The Jharkhand Hospitals’ Association, an apex organisation in the state, on Monday voiced its displeasure, saying the directive was impractical particularly in the capital because private hospitals in Jamshedpur had incinerators.

“Any hospital with 100 beds is classified as big. In Ranchi, we have Raj Hospital, Seva Sadan and Gurunanak Hospital in this category. All are centrally located and if each sets up an incinerator, local residents will breathe uneasy. Therefore, we do not accept the JSPCB recommendation,” Jogesh Gambhir, the chairman of the association and owner of Raj Hospital, told The Telegraph.

“Installing an incinerator on our premises isn’t a problem for us in the short run. But after some years, the JSPCB itself will label us as polluting agents and shut us down. What will we do then? The cost of setting up an incinerator runs into lakhs, we will incur heavy losses,” he added.
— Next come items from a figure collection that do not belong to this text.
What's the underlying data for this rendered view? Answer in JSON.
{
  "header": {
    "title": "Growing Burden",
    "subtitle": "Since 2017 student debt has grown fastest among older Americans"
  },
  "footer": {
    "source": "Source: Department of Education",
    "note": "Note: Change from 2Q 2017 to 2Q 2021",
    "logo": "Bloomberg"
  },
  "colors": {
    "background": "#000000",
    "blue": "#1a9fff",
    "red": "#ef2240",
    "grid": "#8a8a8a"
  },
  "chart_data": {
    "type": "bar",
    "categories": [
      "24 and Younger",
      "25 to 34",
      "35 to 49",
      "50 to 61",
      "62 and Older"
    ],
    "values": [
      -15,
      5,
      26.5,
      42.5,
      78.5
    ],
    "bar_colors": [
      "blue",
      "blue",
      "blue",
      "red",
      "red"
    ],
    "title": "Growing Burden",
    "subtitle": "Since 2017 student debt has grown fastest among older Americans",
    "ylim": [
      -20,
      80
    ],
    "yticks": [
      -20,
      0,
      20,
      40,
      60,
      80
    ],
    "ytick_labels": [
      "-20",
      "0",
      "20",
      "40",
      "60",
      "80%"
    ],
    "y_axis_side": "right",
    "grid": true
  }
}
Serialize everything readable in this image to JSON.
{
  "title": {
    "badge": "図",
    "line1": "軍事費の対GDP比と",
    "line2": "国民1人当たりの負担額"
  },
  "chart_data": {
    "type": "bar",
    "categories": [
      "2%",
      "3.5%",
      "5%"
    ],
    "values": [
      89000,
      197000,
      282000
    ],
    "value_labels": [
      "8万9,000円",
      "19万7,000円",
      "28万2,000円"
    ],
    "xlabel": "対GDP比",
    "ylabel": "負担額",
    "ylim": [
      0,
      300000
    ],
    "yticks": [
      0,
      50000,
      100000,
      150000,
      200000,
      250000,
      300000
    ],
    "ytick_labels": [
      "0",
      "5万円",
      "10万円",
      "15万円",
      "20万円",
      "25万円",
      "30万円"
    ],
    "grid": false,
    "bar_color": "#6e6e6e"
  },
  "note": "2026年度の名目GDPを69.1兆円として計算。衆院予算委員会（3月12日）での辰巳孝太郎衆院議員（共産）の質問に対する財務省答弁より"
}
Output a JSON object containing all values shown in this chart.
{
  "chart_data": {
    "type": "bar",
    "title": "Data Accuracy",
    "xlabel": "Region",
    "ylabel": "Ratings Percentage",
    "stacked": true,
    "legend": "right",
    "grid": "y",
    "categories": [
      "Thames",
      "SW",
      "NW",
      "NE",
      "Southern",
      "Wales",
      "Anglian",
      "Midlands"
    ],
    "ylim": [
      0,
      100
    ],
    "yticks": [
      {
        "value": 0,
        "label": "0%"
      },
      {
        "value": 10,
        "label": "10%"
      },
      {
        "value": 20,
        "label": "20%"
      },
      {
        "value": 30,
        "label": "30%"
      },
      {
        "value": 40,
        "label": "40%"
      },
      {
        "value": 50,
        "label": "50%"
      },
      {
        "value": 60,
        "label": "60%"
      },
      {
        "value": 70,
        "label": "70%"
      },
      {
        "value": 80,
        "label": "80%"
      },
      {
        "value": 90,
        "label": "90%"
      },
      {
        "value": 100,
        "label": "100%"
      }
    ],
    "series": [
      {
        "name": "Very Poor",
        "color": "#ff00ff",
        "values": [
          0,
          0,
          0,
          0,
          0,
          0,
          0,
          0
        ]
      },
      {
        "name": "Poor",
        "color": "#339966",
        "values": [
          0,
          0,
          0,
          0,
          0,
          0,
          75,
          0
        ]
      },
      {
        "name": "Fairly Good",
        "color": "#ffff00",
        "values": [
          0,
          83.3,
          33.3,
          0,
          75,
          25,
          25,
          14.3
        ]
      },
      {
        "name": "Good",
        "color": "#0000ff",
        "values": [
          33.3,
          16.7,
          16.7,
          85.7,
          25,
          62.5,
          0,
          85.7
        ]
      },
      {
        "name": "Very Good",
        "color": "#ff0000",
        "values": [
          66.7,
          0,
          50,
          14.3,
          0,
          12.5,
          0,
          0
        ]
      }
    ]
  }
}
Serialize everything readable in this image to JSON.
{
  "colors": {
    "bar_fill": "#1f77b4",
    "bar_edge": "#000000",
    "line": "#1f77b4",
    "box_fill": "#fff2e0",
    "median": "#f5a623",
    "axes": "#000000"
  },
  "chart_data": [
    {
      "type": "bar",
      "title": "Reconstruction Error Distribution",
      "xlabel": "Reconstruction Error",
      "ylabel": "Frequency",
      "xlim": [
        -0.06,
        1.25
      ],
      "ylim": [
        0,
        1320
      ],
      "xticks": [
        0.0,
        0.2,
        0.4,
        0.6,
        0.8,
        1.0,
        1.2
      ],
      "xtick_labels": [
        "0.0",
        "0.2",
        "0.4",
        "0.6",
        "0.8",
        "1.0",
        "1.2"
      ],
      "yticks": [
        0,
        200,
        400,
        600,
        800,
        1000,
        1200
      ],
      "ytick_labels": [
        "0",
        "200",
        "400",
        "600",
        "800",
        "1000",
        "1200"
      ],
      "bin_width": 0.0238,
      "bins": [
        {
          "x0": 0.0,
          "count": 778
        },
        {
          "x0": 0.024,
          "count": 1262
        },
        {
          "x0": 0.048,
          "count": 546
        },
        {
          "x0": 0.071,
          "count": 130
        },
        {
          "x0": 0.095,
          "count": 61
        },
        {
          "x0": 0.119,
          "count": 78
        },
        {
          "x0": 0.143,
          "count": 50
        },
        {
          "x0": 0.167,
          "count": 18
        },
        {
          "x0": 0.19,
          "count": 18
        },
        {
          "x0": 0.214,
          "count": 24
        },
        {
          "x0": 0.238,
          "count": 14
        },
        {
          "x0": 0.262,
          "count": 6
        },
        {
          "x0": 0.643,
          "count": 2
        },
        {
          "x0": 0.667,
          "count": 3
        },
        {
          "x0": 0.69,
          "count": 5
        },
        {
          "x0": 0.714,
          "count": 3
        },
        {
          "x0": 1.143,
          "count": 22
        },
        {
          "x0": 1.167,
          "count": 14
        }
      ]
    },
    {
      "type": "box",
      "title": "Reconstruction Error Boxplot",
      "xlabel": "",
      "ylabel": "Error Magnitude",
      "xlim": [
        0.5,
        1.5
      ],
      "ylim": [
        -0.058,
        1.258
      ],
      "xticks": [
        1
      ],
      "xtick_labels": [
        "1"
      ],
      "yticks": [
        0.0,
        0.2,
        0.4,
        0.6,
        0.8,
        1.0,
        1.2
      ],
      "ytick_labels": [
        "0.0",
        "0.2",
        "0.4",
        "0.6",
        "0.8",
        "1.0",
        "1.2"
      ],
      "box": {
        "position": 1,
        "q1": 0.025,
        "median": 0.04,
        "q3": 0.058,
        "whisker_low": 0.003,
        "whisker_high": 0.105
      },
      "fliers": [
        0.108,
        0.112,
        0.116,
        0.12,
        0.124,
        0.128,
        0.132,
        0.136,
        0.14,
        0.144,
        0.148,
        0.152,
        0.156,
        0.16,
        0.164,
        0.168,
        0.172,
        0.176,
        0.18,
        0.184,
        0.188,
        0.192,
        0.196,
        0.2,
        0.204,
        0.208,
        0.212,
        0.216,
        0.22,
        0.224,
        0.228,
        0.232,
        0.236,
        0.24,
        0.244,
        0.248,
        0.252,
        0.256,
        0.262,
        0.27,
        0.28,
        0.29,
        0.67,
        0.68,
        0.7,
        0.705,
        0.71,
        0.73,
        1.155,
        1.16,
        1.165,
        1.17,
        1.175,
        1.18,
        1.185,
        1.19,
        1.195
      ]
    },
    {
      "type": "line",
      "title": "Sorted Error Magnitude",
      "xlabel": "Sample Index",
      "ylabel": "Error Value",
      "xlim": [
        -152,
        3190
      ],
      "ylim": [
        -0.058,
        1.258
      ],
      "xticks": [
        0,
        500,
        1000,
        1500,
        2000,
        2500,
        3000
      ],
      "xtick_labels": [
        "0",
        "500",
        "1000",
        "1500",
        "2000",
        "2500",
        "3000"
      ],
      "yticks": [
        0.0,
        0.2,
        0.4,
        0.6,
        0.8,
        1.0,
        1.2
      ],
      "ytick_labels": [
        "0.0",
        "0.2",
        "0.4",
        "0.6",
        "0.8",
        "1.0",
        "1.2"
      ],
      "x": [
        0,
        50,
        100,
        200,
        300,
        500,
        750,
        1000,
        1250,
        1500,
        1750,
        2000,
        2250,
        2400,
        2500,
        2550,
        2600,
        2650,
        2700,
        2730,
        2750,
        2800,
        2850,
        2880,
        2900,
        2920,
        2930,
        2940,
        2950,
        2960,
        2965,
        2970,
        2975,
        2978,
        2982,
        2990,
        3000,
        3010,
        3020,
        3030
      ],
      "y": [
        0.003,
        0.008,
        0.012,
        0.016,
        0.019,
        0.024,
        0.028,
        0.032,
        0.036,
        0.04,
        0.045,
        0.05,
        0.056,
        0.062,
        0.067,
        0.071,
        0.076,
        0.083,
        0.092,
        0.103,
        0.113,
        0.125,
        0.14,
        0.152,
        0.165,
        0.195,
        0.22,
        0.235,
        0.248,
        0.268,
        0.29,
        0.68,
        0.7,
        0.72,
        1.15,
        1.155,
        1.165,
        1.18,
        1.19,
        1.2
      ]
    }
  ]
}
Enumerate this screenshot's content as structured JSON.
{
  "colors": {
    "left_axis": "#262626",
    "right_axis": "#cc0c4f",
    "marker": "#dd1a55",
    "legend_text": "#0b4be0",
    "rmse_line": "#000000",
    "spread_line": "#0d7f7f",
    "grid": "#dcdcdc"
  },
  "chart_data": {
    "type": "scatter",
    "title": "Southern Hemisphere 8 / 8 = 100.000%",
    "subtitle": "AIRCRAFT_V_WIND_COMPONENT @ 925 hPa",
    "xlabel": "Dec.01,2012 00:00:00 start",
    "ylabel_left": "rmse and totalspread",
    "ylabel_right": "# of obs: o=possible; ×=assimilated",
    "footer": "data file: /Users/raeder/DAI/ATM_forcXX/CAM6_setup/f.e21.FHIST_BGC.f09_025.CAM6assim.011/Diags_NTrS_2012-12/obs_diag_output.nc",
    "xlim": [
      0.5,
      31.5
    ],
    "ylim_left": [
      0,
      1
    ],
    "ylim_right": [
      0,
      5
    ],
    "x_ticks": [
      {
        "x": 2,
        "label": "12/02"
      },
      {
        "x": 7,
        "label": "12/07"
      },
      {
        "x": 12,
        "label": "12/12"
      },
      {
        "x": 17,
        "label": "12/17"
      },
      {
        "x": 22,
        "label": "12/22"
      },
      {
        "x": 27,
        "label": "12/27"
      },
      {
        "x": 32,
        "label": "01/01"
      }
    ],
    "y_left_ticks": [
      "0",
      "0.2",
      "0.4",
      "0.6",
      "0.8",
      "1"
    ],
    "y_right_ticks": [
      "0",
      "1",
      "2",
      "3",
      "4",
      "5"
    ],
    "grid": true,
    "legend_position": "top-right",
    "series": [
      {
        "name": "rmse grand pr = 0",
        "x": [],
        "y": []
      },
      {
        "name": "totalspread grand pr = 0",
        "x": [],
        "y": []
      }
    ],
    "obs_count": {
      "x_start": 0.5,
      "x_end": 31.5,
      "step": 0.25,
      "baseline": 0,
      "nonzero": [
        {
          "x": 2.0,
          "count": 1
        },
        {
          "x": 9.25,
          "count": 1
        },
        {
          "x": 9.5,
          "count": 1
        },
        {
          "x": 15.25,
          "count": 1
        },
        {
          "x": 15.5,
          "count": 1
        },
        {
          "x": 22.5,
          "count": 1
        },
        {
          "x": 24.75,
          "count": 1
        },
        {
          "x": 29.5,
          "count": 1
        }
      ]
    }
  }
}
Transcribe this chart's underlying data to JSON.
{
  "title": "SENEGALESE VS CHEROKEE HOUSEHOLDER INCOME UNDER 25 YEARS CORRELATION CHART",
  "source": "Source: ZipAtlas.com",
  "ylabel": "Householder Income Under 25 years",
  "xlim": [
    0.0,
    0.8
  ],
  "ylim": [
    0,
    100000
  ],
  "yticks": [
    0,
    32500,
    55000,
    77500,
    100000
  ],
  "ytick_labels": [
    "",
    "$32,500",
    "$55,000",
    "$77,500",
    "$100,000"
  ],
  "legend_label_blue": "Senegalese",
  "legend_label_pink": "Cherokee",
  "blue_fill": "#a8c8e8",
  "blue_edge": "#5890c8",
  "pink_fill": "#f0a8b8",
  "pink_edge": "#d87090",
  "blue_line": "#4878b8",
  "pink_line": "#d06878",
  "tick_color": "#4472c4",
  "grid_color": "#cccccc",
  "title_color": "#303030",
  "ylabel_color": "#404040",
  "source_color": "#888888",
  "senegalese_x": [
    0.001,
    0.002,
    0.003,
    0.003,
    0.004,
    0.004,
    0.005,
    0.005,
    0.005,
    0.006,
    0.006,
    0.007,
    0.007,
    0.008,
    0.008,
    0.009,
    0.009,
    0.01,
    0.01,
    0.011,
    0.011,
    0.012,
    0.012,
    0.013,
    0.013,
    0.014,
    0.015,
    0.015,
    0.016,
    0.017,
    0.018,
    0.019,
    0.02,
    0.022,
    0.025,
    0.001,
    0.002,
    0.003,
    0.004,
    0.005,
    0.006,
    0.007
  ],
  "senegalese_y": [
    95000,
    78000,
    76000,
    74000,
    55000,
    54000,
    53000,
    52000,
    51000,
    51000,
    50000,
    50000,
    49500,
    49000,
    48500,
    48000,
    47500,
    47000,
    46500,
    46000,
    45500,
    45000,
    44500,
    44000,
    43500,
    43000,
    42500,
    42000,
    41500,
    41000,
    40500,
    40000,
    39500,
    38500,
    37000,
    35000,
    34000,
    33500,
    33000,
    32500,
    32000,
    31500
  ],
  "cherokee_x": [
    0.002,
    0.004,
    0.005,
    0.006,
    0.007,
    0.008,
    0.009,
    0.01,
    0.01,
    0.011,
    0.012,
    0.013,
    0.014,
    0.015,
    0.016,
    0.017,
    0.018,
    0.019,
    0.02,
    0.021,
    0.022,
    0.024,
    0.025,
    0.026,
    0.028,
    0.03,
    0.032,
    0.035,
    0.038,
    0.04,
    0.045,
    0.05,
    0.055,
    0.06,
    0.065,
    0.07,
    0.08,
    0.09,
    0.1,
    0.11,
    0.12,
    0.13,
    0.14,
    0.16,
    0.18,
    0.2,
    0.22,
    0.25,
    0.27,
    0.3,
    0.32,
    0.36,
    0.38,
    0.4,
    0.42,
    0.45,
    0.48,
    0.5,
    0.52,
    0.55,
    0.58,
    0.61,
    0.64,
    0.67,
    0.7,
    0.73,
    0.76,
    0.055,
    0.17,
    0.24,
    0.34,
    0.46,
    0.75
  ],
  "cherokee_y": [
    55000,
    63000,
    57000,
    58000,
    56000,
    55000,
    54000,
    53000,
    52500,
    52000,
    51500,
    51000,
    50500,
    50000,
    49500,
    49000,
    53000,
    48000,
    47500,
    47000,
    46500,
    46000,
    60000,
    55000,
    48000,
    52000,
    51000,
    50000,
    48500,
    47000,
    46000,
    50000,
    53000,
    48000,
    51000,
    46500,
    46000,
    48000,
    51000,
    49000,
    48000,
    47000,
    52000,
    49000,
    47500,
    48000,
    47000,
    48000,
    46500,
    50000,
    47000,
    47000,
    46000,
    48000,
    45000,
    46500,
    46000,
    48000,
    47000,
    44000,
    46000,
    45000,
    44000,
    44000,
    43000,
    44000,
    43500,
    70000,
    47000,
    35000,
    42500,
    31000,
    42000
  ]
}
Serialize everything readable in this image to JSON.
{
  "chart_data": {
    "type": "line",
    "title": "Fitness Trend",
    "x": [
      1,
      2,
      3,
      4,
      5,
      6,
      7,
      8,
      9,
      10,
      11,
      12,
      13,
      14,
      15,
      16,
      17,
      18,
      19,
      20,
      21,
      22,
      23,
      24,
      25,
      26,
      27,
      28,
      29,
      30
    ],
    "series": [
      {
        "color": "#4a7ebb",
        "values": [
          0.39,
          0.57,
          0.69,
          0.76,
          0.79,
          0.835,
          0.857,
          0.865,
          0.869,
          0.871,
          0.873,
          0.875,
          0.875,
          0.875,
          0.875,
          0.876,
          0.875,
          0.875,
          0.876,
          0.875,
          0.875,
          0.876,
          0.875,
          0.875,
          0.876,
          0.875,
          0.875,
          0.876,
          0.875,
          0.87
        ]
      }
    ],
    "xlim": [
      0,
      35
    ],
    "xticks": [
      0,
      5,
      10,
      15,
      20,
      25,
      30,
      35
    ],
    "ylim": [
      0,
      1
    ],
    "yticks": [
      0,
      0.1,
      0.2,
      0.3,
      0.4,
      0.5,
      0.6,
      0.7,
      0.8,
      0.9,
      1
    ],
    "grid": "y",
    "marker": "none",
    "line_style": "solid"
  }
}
On why the plant could not be installed on the outskirts, Gambhir claimed financial restrictions. “Buying land, installing an incinerator and daily transportation will cost a fortune. Besides, availability of acres is an added headache,” he explained.

Chief administrative officer of Seva Sadan Dr S. Choudhary too agreed that it wasn’t economically or practically possible for every hospital to have its own incinerator.

“An incinerator within city limits will wreak environmental havoc. The latest hi-tech incinerator needs a minimum investment of Rs 2 crore and, if we set it up elsewhere, patients may feel the pinch of the hospital’s increased financial burden,” he said, suggesting that the state should set up its own plant and charge private clinics for bio-waste disposal.

The association also criticised the JSPCB guideline to install only diesel incinerators and not electric ones. Though diesel-run incinerators ensure proper burning temperature and are more reliable than electric ones, given the power situation in the state, hospitals claimed the guideline contradicted blaze prevention norms.

“According to fire safety rules, only five litres of spirit can be stored on hospital premises. But to run a diesel incinerator, we will have to store 80-100 litres per day,” contended Gambhir.

Caught in a quandary, hospitals in the capital have approached Ranchi deputy commissioner K.K. Soan. “During a workshop on fire safety two days ago, we apprised him (Soan) of the situation. He is the chairman of the district environment committee and has assured us that he would raise the matter with JSPCB officials,” Gambhir said.

JSPCB member secretary S.K. Sinha insisted that hospitals should pool in resources and set up incinerators on the outskirts.

But Soan admitted that incinerator for every hospital might not be feasible. “One option is to identify a hospital in a sparsely population area and set up an incinerator facility to treat biomedical waste from the capital. We will soon chalk out a way after talking to JSPCB officials,” he said.